Un naif italiano, così è stato definito dalla critica Giacomo Pomili (Grottammare 1925-1997), in arte il “Tarpato”. Le sue opere abbelliscono l’interno del Vecchio Incasato, il Palazzo dell’antico Municipio nel Paese Alto di Grottammare, recuperato dopo oltre quindici anni di lavori.
La spontaneità delle sue opere è disarmante. Le sue rappresentazioni rientrano in quella che è definita Art Brut, termine coniato dal francese Jean Dubuffet nel 1945 e che identifica i guizzi artistici spontanei, quelli che scaturiscono dall’anima, spesso tormentata da profondi disagi psicologici, opere prive di qualsiasi rimando a tecniche e conoscenze accademiche.

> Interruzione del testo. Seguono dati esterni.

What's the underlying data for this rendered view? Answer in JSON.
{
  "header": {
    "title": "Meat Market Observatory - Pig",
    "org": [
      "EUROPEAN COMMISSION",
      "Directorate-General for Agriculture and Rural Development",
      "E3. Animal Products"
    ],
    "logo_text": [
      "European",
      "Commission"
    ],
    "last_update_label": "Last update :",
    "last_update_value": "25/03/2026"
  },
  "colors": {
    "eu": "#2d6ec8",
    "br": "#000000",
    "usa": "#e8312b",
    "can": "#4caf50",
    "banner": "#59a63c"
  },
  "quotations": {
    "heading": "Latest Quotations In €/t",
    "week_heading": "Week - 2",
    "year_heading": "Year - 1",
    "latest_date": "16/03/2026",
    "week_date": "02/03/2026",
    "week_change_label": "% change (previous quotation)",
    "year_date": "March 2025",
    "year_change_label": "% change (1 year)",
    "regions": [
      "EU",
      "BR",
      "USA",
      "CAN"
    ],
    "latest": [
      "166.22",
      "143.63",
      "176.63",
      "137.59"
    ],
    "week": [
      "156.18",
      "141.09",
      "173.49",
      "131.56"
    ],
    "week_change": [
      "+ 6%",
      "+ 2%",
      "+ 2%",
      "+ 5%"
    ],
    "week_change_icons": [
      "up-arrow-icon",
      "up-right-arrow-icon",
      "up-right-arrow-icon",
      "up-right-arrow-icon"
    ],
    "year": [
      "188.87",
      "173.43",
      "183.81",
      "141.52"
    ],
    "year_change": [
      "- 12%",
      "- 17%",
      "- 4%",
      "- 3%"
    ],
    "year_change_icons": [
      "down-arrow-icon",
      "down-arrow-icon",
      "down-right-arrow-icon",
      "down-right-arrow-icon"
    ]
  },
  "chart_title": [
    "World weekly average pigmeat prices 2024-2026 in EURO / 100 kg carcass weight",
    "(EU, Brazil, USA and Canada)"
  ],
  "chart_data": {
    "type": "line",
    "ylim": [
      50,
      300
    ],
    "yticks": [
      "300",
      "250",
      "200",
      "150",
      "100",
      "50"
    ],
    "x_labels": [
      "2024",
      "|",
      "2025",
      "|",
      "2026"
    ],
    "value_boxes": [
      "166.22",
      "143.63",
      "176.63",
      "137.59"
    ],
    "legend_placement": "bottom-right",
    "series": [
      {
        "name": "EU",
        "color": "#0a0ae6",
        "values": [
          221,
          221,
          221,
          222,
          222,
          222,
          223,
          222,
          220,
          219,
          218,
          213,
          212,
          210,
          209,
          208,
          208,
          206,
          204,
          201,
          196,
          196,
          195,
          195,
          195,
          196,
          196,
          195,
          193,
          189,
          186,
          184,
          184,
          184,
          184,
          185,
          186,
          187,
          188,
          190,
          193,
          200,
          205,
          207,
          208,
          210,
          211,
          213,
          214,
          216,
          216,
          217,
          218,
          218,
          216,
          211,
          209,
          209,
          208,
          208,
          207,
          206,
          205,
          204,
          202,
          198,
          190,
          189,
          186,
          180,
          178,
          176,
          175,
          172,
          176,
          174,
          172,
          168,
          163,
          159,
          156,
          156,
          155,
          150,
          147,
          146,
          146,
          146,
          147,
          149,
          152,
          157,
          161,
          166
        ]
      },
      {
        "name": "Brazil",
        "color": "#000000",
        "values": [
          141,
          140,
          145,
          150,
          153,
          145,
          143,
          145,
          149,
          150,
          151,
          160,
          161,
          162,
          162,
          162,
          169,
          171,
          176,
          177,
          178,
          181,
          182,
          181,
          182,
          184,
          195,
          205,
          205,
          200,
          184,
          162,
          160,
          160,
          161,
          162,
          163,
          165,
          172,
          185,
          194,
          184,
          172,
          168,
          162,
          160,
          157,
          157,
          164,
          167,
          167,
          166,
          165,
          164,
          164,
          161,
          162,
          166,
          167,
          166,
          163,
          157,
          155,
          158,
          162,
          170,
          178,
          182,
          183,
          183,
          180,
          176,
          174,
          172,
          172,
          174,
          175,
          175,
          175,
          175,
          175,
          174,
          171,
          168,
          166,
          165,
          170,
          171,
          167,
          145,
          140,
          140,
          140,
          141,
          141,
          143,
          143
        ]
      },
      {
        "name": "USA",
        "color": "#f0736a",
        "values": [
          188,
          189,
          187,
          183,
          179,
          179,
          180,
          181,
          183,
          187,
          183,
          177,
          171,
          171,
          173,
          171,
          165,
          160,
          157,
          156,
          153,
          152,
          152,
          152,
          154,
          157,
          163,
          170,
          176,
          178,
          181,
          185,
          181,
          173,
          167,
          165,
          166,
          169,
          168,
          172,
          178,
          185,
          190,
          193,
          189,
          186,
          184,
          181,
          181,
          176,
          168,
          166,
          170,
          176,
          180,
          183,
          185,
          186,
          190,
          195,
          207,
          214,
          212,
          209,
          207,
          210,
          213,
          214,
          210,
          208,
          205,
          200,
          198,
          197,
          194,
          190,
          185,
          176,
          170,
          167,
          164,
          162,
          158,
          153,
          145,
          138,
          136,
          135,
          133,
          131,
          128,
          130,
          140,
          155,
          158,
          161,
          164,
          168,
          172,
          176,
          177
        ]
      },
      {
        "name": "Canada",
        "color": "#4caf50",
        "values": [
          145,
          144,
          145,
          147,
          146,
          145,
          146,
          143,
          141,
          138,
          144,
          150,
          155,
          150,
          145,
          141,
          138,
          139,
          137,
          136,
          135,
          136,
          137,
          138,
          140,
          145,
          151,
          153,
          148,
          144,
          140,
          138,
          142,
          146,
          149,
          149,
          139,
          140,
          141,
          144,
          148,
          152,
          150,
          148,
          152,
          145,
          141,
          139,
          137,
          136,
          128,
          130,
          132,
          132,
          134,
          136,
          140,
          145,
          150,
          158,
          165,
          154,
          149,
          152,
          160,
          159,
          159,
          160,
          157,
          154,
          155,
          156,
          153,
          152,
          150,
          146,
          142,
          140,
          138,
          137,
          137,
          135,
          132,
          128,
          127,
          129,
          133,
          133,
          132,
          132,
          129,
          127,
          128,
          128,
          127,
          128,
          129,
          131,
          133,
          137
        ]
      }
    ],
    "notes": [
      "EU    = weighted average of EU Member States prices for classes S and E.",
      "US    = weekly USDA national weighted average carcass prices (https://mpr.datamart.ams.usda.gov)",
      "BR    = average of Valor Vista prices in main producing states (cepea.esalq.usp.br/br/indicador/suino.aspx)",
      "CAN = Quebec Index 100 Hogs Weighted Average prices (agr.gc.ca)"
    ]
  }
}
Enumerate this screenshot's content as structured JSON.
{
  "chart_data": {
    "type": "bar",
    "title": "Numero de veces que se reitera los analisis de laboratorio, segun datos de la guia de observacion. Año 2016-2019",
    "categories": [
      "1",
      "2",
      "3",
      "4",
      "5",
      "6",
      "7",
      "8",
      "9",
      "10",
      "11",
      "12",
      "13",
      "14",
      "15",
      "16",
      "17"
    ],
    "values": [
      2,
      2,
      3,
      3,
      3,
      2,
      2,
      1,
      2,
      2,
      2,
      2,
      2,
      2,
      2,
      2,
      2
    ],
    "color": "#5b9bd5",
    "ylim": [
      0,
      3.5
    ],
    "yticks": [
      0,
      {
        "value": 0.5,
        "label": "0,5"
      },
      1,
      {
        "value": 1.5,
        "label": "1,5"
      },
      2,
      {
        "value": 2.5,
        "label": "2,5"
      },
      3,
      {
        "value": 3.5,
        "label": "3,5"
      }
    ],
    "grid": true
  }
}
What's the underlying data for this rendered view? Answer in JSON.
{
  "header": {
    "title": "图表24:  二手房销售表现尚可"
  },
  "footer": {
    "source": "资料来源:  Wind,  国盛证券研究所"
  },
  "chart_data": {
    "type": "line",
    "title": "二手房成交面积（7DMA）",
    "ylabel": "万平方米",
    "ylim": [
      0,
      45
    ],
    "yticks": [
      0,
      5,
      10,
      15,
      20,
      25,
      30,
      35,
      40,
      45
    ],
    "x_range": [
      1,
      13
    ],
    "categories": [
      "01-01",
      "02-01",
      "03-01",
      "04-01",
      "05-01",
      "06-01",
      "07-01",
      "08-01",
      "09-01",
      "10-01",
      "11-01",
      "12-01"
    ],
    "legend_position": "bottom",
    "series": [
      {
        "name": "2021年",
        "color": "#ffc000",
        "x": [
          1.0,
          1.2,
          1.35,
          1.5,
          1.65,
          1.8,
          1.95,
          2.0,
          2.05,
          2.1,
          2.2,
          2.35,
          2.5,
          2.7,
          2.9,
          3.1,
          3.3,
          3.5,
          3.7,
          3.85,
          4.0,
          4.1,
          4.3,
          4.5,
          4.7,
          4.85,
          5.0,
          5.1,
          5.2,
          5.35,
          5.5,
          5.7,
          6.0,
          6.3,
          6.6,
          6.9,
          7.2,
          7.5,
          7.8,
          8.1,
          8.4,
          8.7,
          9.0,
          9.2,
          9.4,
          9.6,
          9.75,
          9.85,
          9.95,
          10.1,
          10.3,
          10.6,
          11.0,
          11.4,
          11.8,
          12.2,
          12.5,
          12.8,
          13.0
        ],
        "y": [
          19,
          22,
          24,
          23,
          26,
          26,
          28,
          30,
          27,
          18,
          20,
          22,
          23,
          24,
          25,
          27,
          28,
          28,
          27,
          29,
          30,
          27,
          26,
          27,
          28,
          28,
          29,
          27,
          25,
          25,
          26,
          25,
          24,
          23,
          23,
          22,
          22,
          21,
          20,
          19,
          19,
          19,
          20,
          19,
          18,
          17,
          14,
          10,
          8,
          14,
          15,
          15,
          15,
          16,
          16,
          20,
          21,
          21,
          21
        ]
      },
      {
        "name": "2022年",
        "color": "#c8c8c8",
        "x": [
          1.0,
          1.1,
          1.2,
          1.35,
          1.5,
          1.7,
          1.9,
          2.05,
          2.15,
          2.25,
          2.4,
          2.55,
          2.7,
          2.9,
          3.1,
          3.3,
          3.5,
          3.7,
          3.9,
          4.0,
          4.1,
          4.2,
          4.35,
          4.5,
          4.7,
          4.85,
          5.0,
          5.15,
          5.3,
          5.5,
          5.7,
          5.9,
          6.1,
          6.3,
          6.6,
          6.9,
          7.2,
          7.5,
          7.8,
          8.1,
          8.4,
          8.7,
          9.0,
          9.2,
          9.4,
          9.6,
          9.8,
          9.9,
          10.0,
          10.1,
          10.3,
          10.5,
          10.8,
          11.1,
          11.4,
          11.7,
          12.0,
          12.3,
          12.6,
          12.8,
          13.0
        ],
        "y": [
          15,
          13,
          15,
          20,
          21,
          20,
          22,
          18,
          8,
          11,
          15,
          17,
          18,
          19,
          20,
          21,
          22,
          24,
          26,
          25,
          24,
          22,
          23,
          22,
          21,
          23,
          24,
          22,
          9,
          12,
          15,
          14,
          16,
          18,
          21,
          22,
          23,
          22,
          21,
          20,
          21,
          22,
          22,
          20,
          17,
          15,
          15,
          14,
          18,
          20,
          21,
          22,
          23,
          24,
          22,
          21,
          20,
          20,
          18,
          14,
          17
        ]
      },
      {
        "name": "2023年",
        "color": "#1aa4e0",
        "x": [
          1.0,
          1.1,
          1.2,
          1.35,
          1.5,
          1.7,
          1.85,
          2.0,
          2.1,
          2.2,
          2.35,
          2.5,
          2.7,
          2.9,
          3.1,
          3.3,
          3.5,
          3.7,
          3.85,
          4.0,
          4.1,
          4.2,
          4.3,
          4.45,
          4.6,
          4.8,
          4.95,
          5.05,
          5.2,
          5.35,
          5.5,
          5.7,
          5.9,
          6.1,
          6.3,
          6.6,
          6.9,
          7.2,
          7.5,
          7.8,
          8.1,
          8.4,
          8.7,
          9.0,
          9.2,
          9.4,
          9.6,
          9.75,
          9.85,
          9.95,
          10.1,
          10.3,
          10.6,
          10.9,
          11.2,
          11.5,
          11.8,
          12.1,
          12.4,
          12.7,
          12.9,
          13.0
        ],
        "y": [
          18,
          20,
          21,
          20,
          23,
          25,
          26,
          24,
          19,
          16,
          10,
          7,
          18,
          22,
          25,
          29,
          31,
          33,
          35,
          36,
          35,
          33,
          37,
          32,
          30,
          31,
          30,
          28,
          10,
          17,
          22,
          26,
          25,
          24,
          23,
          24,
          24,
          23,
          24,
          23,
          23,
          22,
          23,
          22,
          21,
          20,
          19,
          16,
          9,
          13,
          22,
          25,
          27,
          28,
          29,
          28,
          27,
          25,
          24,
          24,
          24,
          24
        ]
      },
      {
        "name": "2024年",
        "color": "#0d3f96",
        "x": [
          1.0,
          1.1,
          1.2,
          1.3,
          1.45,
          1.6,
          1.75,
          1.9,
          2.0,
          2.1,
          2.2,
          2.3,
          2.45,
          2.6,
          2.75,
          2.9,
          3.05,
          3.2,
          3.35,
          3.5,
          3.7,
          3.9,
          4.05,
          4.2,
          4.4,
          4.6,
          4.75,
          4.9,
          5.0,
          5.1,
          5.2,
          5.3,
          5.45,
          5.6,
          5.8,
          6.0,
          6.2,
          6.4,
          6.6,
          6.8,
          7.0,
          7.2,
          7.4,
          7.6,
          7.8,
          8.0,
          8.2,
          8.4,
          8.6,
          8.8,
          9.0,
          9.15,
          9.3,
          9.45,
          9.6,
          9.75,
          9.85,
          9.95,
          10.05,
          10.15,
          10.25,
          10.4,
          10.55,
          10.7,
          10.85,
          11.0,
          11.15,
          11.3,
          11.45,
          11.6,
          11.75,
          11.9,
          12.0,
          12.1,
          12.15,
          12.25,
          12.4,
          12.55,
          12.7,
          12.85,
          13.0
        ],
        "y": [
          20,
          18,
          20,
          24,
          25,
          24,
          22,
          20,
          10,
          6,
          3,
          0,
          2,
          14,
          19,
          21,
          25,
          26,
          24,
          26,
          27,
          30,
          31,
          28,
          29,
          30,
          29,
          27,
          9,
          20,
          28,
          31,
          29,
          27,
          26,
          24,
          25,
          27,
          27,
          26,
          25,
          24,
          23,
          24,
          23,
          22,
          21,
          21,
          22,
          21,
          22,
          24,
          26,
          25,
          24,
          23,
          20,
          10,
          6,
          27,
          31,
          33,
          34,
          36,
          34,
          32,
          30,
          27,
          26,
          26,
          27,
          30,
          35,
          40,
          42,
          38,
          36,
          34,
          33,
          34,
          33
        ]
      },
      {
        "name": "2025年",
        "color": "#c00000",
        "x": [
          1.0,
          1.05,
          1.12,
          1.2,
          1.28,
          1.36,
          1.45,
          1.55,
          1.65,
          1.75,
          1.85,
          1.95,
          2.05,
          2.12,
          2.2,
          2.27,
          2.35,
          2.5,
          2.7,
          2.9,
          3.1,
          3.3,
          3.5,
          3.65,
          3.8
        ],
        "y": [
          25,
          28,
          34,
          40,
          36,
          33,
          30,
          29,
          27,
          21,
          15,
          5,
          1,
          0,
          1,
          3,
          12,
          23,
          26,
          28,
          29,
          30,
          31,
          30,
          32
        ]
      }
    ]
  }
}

Giacomo Pomili, detto “Il Tarpato” è un uomo semplice. Nella sua vita ha fatto tanti lavori faticosi per necessità familiari (il padre era rimasto invalido), il contadino, il facchino, il manovale fino al guardalinee ferroviario. La stanchezza fisica gli pervade anche l’anima, provata da una lunga degenza in sanatorio a causa della tubercolosi che lo colpisce 1961. Ma non tutti i mali vengono per nuocere, perché è proprio in sanatorio che Giacomo scopre la pittura.
Incoraggiato dal primario dell’ospedale, Giacomo inizia a sperimentare la pittura, prima sulle lenzuola, poi sulle persiane di casa e sulle tavole di legno. Un ulteriore sprone gli arriva dall’amico e pittore Mario Lupo che, dopo avergli insegnato l’uso dei colori, inizia ad apprezzarne le qualità artistiche e la spontaneità delle sue opere. Il mondo pittorico di Giacomo è fatto di animali, paesaggi, pastori, ricordi, natura, temi religiosi e paure (perché no, e chi non le ha!), tutte espressioni della sua anima inquieta.
Giacomo inizia a produrre numerosi quadri e si firma con lo pseudonimo di “il Tarpato”, quasi a voler ribadire qualcosa di cui è privo, che gli manca. Giacomo si sente come l’albatros di Baudelaire che non può volare per l’incomprensione degli uomini. Il Tarpato veniva preso in giro dai suoi compaesani perché andava in giro su un motorino sgangherato, portava un cappello perennemente di sbieco, era un po’ trasandato e molto chiuso. Di fatto, però, era un incompreso, i suoi concittadini non capivano la sua arte e probabilmente l’auto emarginazione era diventata per lui quasi una necessità.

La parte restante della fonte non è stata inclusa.